Knowledge Transfer from Teachers to Learners in Growing-Batch Reinforcement Learning
This addresses sample complexity challenges for RL applications in safety-critical domains where continuous interaction is infeasible, though it appears incremental as it builds on existing actor-critic methods.
The paper tackles the problem of sample inefficiency and limited data coverage in growing-batch reinforcement learning, where policies are updated from batches of data collected in real-world domains like healthcare and robotics, and shows that leveraging teacher information (e.g., demonstrations, expert actions) can mitigate these issues, with validation on DeepMind Control Suite tasks.
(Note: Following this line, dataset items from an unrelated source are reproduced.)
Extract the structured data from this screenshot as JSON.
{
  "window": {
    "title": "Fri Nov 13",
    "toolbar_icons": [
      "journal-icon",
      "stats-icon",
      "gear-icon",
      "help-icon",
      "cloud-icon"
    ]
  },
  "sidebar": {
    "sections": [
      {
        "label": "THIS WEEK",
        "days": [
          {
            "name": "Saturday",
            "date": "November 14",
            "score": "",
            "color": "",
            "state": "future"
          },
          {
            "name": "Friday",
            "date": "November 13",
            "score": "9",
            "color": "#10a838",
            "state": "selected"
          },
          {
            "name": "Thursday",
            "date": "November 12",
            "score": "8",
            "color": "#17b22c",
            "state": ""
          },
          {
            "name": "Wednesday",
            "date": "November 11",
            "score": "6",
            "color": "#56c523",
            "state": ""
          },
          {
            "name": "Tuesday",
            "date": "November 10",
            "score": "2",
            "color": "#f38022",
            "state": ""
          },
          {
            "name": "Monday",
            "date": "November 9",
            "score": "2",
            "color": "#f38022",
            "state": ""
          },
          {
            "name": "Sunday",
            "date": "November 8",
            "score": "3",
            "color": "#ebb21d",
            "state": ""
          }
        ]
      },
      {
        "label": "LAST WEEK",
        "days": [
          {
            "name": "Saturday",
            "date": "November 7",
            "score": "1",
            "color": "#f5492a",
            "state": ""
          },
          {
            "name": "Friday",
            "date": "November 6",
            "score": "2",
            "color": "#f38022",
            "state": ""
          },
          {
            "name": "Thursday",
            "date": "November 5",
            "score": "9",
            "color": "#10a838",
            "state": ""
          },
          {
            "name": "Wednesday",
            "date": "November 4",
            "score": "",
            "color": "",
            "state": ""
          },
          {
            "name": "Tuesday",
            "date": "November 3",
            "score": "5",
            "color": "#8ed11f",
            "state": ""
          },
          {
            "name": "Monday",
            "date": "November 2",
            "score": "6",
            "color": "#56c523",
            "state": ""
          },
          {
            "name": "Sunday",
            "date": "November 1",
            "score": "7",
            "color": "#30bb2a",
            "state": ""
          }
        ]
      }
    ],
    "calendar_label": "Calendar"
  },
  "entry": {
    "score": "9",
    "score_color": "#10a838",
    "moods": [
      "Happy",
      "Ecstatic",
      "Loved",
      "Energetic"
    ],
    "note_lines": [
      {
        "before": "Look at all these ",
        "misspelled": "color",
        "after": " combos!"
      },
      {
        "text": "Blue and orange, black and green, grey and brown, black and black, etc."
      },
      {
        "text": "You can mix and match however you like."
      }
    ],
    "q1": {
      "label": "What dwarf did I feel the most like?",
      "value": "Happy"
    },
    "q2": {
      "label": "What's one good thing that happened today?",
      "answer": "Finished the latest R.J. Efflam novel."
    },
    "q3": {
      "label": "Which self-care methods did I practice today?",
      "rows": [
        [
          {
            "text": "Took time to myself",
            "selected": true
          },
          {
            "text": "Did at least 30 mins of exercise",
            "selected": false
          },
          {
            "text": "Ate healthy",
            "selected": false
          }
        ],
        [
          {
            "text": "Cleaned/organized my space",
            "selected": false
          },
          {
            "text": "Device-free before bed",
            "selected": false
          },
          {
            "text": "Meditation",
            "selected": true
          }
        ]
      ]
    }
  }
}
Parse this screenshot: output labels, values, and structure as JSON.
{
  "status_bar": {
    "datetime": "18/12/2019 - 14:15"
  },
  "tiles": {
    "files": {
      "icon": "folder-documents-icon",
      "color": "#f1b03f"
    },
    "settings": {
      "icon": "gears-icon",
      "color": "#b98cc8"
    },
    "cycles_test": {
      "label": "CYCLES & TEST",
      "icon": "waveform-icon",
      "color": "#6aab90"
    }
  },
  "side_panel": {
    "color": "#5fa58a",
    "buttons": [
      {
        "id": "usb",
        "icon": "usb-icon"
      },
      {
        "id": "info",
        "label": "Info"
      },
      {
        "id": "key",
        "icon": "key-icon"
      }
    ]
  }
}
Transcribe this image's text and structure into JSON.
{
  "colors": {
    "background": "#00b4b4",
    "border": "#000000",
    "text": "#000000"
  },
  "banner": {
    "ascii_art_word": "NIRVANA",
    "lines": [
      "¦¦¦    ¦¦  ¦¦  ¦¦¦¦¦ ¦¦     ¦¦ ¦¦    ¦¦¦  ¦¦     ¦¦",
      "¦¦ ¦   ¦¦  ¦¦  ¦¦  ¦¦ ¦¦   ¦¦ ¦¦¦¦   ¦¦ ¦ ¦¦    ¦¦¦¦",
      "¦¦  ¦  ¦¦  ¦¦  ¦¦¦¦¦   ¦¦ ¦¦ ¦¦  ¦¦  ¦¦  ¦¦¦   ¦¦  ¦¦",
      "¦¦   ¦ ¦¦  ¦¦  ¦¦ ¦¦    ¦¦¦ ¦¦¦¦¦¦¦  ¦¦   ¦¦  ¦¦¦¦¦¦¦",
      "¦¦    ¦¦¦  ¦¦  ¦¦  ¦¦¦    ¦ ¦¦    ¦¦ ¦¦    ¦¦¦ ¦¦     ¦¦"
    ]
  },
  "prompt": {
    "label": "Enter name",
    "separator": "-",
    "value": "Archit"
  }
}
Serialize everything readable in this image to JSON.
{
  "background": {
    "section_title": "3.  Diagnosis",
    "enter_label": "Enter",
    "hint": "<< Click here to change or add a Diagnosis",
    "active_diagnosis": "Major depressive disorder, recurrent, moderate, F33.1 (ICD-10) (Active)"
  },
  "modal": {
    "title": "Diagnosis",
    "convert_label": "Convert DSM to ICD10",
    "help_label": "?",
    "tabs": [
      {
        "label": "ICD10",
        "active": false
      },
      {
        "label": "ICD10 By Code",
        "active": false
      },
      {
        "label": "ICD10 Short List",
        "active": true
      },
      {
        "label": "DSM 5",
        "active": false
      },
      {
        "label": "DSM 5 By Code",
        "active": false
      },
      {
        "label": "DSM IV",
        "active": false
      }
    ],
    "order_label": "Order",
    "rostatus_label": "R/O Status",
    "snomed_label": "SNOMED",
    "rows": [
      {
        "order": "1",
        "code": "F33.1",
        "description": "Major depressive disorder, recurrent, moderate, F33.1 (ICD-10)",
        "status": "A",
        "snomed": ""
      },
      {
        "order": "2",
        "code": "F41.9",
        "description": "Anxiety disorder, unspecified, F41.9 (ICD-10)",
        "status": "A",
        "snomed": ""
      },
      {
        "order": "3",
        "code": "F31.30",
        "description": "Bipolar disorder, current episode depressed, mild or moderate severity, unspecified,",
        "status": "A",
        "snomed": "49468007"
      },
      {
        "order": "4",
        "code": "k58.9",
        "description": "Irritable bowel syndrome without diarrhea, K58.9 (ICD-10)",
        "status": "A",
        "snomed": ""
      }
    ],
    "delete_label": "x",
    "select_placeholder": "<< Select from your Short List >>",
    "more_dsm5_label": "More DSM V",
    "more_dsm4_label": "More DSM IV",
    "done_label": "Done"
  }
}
Standard approaches to sequential decision-making exploit an agent's ability to continually interact with its environment and improve its control policy. However, due to safety, ethical, and practicality constraints, this type of trial-and-error experimentation is often infeasible in many real-world domains such as healthcare and robotics. Instead, control policies in these domains are typically trained offline from previously logged data or in a growing-batch manner. In this setting a fixed policy is deployed to the environment and used to gather an entire batch of new data before being aggregated with past batches and used to update the policy. This improvement cycle can then be repeated multiple times. While a limited number of such cycles is feasible in real-world domains, the quality and diversity of the resulting data are much lower than in the standard continually-interacting approach. However, data collection in these domains is often performed in conjunction with human experts, who are able to label or annotate the collected data. In this paper, we first explore the trade-offs present in this growing-batch setting, and then investigate how information provided by a teacher (i.e., demonstrations, expert actions, and gradient information) can be leveraged at training time to mitigate the sample complexity and coverage requirements for actor-critic methods. We validate our contributions on tasks from the DeepMind Control Suite.